Understanding The Role Of The Hitler Youth In Nazism

The Hilter YouthDuring the rule of the Nazi Party over Germany, virtually every young person was involved in the Hitler Youth or its associated organizations for girls. The Hitler Youth extended not only through Germany but also across many of the occupied territories in the Nazi “Reich,” or realm. The purpose of the Hitler Youth was to ensure that young people would adhere to the principles of Nazism in the future.
Becoming part of the Hitler Youth was not necessarily done by choice. Just as adults were expected to become part of the Nazi Party, children were expected to become part of the Hitler Youth. In fact, the Hitler Youth was considered a Nazi Party organization that conferred upon young people that same political affiliation.

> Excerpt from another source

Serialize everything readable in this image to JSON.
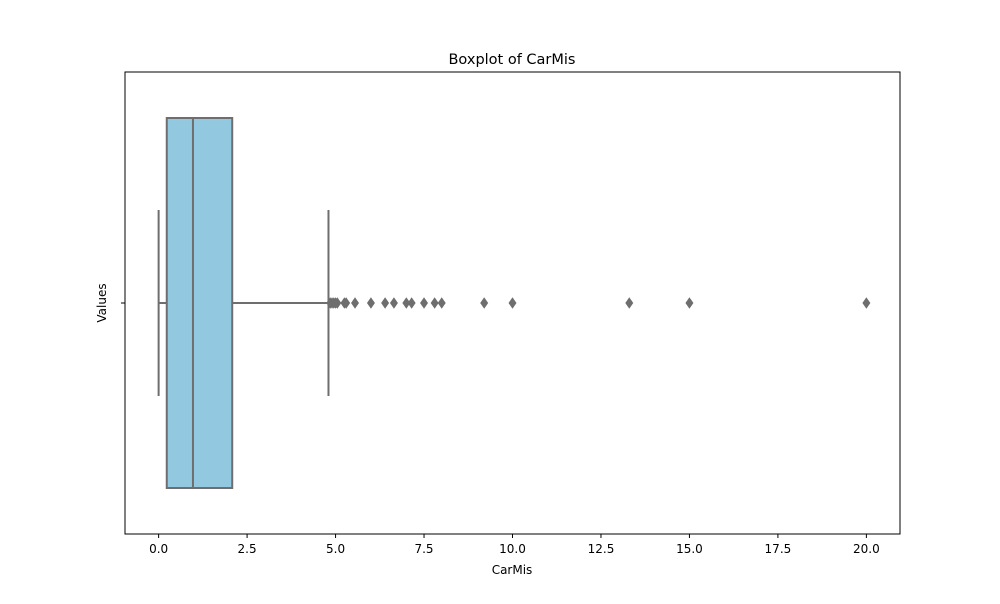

Some people have described the Hitler Youth as similar to a “scout” organization. It was based on the racist Nazi ideas about the “ideal” German boy. In their quest to become ideal Germans, young boys would learn various survival skills. Over time, this would also progress to things such as shooting and competitive athletics.
When a young German man had finished with his time in the Hitler Youth, he was intended to be fully prepared to serve in the German army. This was believed to be a very important part of making sure that young people would also be committed National Socialists.
During their time in the Hitler Youth, children learned about Hitler as a sort of benevolent father figure who was always watching. Children were intended to consider Hitler as more important than their own father or family.
It was important to the Nazi leaders that the Hitler Youth be widespread, because there was no other way for the secret police organizations to get inside many families. Although most of the victims of the Holocaust were Jewish, the establishment of the Hitler Youth was a way to further torment and victimize those who were not loyal to Hitler by making their own children spy against them.
Within Germany, the Hitler Youth program was an extremely detailed and regimented paramilitary organization. However, in other areas such as Poland and Hungary, it was much less well-organized and had less power to inspire fear. Children were forced into the service of the Hitler Youth without knowing or understanding what it all really meant.
By the end of World War II, the German military was so ragged that it recruited children directly from this organization.